So, as you well know, I flew to Colorado for a 4 day masterclass with Dan Marshall. I arrived at his studio and was immediately taken by the space. A large work area and many of his paintings hanging on the walls. There are even a few Zbuckvic paintings adorned. Conveniently, there is a coffee shop right next door. Dan and I obviously share an interest in coffee as well as painting!
We first began to talk about paper, paper sizes and texture. This is very important in watercolor. Certain papers will allow certain things to happen when you paint. We also touched on timing in the painting process while using certain paper textures. I used Saunders rough, which is what he also uses, so I was off to a good start.
We started with some simple sketches and discussion on the way to sketch for a painting. The point is to not get too overly detailed with your sketching, unless you want to frame a sketch or drawing. In watercolor, it’s good to have your lines and loose shapes. Some detailing, like windows on a barn, etc. can be sketched a little heavier, but overall, don’t get too overly detailed in your sketch. We talked about sketching and how the pencil should stay on your paper.

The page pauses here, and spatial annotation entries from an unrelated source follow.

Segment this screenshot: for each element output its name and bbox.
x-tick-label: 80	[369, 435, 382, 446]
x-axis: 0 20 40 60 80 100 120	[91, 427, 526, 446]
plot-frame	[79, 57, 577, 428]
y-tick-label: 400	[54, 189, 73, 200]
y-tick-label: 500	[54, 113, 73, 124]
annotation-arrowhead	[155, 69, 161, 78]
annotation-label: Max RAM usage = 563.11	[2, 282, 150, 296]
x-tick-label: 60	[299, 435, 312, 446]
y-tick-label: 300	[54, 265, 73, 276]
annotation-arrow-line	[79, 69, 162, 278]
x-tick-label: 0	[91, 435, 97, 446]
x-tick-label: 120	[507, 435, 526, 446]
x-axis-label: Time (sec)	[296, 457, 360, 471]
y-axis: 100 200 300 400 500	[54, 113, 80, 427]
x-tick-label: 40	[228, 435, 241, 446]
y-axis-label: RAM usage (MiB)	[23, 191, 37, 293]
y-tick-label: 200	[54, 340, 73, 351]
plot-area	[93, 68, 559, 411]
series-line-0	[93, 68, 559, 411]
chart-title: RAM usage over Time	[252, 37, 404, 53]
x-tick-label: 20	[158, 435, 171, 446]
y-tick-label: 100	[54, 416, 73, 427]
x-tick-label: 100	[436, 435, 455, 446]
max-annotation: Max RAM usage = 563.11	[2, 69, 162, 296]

I had already brought a few sketches from the plane ride and we went over some of those. We went over the use of models and the importance of practicing your sketching techniques, lighting in sketches and how to effectively erase your sketch marks on watercolor paper without ruining it.
Color and Paint Mixing
We spent some time on color and mixing. We used the Quiller Color wheel as an example. The point here is to use mostly your primary colors in the correct amounts to mix secondary colors. For instance, yellow and blue make green. However, within that green, by adding either more blue or more green, you can get different varieties of green. Another important point I learned was taking opposite colors on the wheel to make your grays. For instance, on the color wheel , yellow and violet are at opposite ends. Mixing these 2 will give you greys and direct you to a neutral color.

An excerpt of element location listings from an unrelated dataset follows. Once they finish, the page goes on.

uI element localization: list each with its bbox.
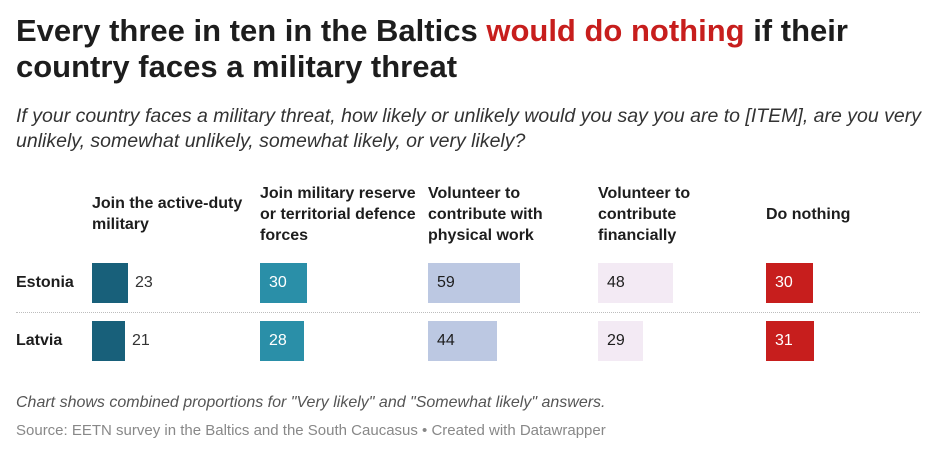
bar: [598, 321, 643, 361]
bar: [766, 321, 814, 361]
data-label: 23: [135, 274, 153, 291]
data-label: 44: [437, 332, 455, 349]
bar: [92, 263, 128, 303]
row-label: Estonia: [16, 274, 74, 291]
data-label: 30: [775, 274, 793, 291]
column-header: Join the active-duty military: [92, 195, 243, 233]
title-highlight: would do nothing: [486, 13, 745, 48]
data-label: 48: [607, 274, 625, 291]
title-text-part1: Every three in ten in the Baltics: [16, 13, 487, 48]
bar: [260, 321, 304, 361]
data-label: 30: [269, 274, 287, 291]
row-label: Latvia: [16, 332, 63, 349]
column-header: Join military reserve or territorial def…: [260, 184, 416, 244]
column-header: Do nothing: [766, 205, 851, 223]
data-label: 21: [132, 332, 150, 349]
title-text-part2: if their country faces a military threat: [16, 13, 848, 84]
data-label: 29: [607, 332, 625, 349]
bar: [598, 263, 673, 303]
bar: [766, 263, 813, 303]
row-separator: [16, 312, 920, 313]
data-label: 59: [437, 274, 455, 291]
chart-source: Source: EETN survey in the Baltics and t…: [16, 422, 606, 439]
column-header: Volunteer to contribute with physical wo…: [428, 184, 543, 244]
chart-note: Chart shows combined proportions for "Ve…: [16, 394, 606, 411]
column-header: Volunteer to contribute financially: [598, 184, 691, 244]
chart-subtitle: If your country faces a military threat,…: [16, 105, 921, 152]
chart-title: Every three in ten in the Baltics would …: [16, 13, 916, 85]
bar: [92, 321, 125, 361]
bar: [428, 321, 497, 361]
bar: [428, 263, 520, 303]
data-label: 28: [269, 332, 287, 349]
bar: [260, 263, 307, 303]
data-label: 31: [775, 332, 793, 349]
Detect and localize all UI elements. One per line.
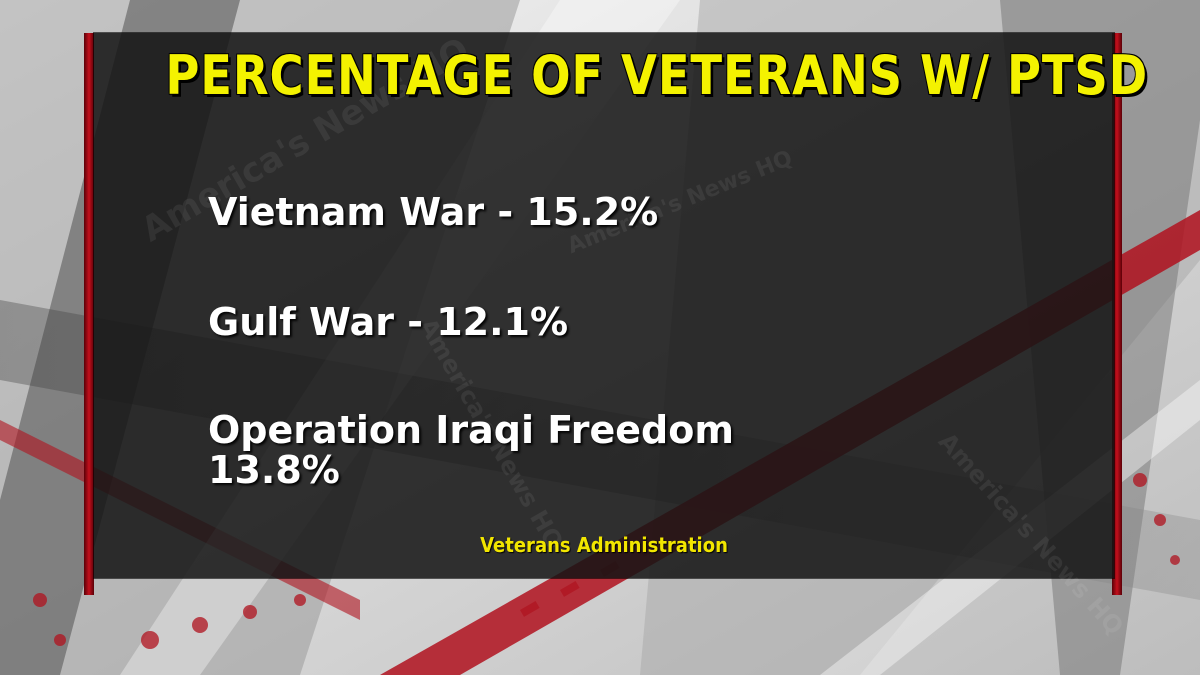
- stat-operation-iraqi-freedom: Operation Iraqi Freedom 13.8%: [208, 410, 734, 490]
- stat-vietnam-war: Vietnam War - 15.2%: [208, 190, 659, 234]
- panel-left-border: [84, 33, 94, 595]
- stat-label: Operation Iraqi Freedom: [208, 408, 734, 452]
- stat-gulf-war: Gulf War - 12.1%: [208, 300, 569, 344]
- page-title: PERCENTAGE OF VETERANS W/ PTSD: [165, 44, 1149, 107]
- panel-right-border: [1112, 33, 1122, 595]
- source-credit: Veterans Administration: [480, 533, 728, 557]
- stat-value: 13.8%: [208, 448, 340, 492]
- content-panel: [94, 33, 1114, 578]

It’s obvious the a complete understanding of the color wheel is crucial to mixing the colors that you want in your paintings. It’s no wonder many of my watercolors appear muddy and lack some of the lustrous colors from poor mixing.

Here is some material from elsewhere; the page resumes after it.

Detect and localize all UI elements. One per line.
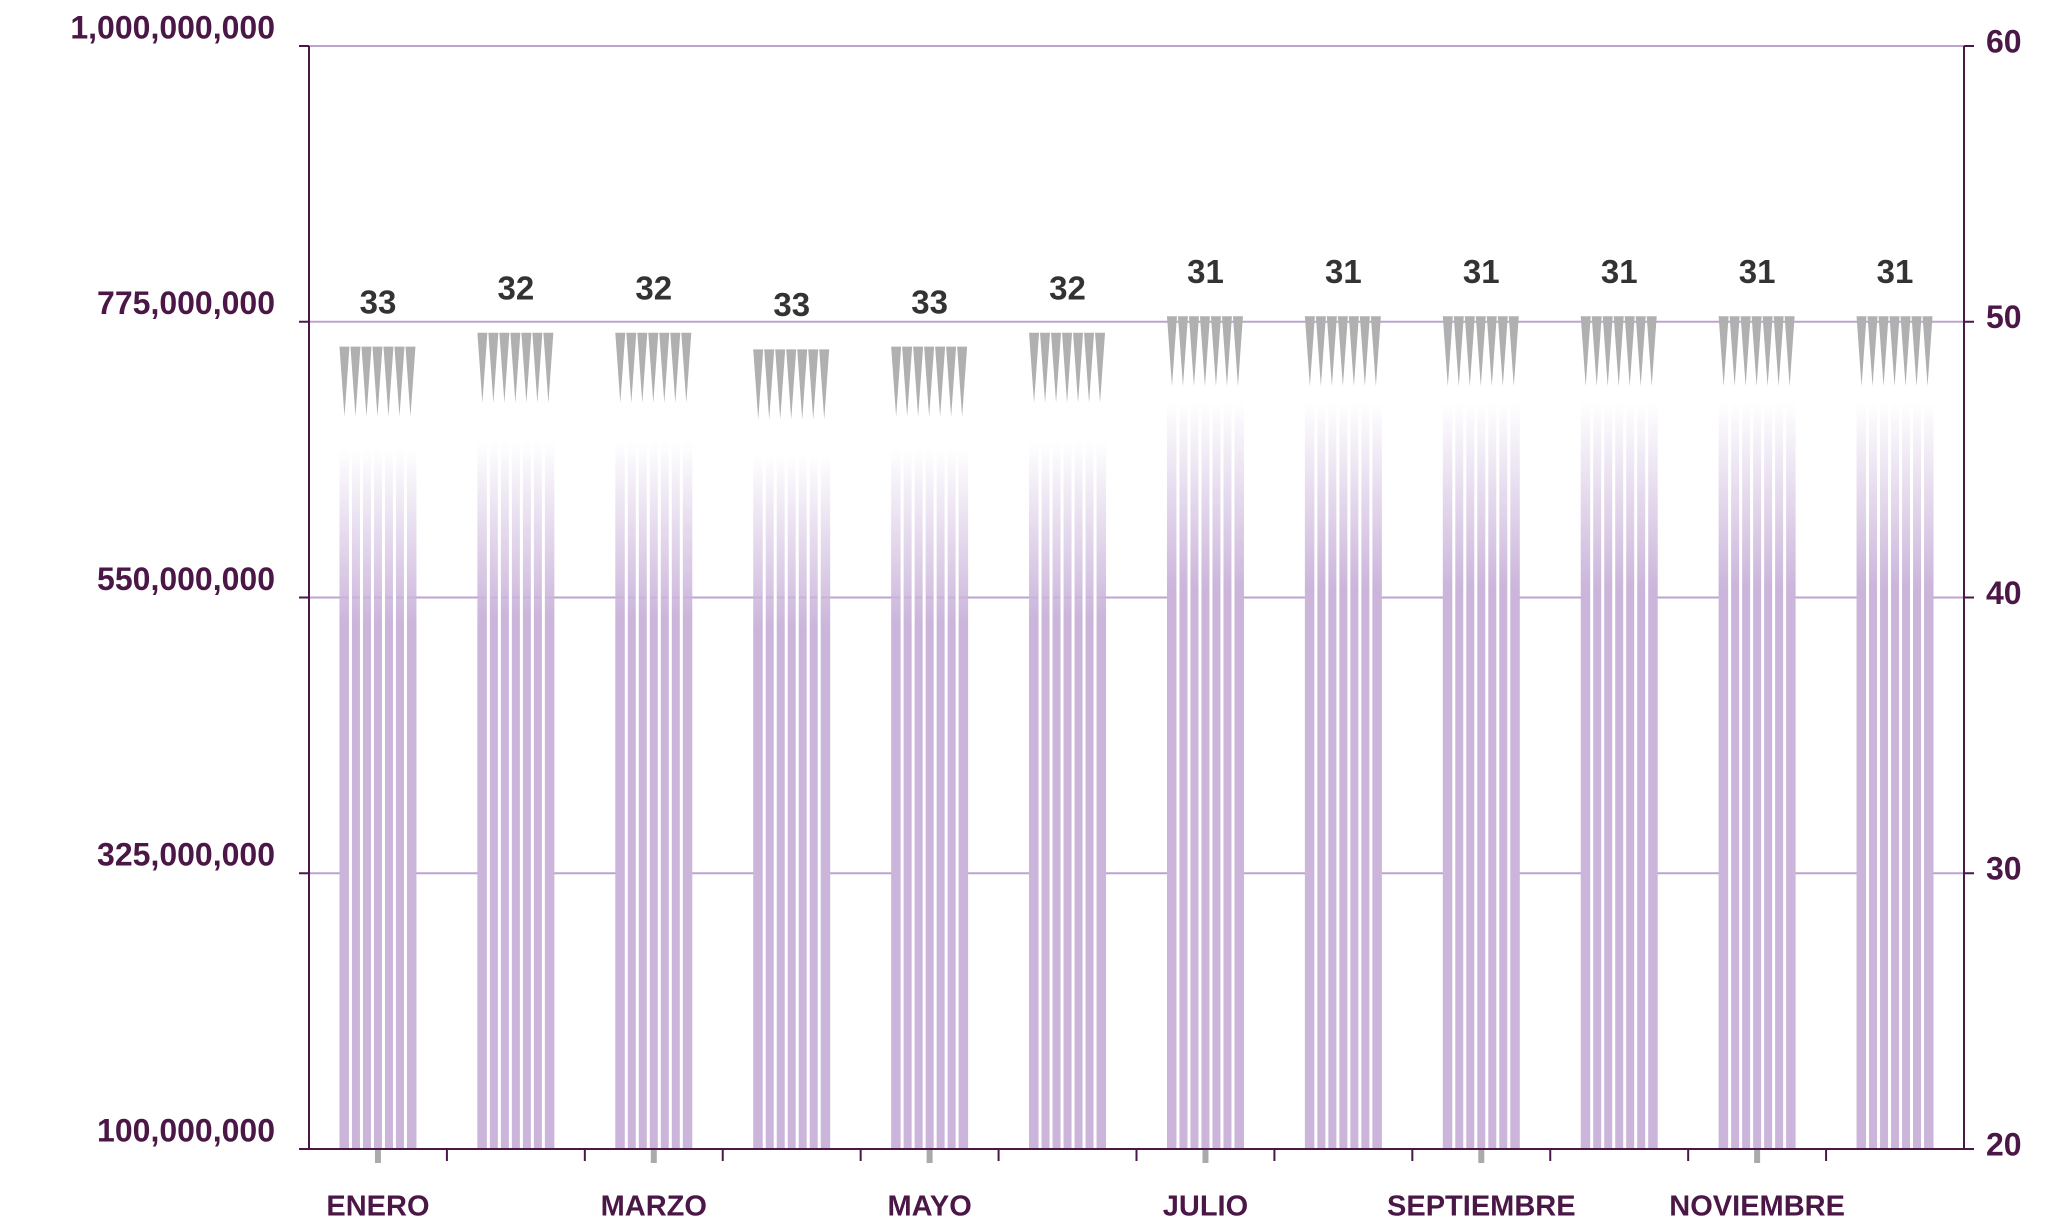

The demo in real-time was eye-opening for me. I finally realized that I wasn’t really washing the paper correctly and applying tried and true concepts in how to achieve the final look in a watercolor painting.
For instance, in many of my watercolors, I would start from the top (which is important), but I tended to remix colors and go over initial washes 2 or 3 times. This is a recipe for disaster in watercolor. The colors will just begin to mix and muddy. We also discussed timing in the washes, which is crucial for you to achieve an initial wash texture.
Probably the most important thing I learned from this exercise was that the initial wash is the backbone to your final painting. Without a good wash that takes into account your background, midground and foreground, you are doomed to fail.
Spritzing, spattering, dry brushing, etc in the initial wash is acceptable, but has to be done at the right times. Time in watercolor is crucial to getting the right (special) effect.
We finished off the day with a complete demo and some techniques on brushstrokes and adding jewelry to the work. All in all, this first day was full of golden information for me. I have watched some videos on YouTube and films by APV, but there is nothing like a real-time lesson. And having no formal training in painting watercolor, this was a great start for me.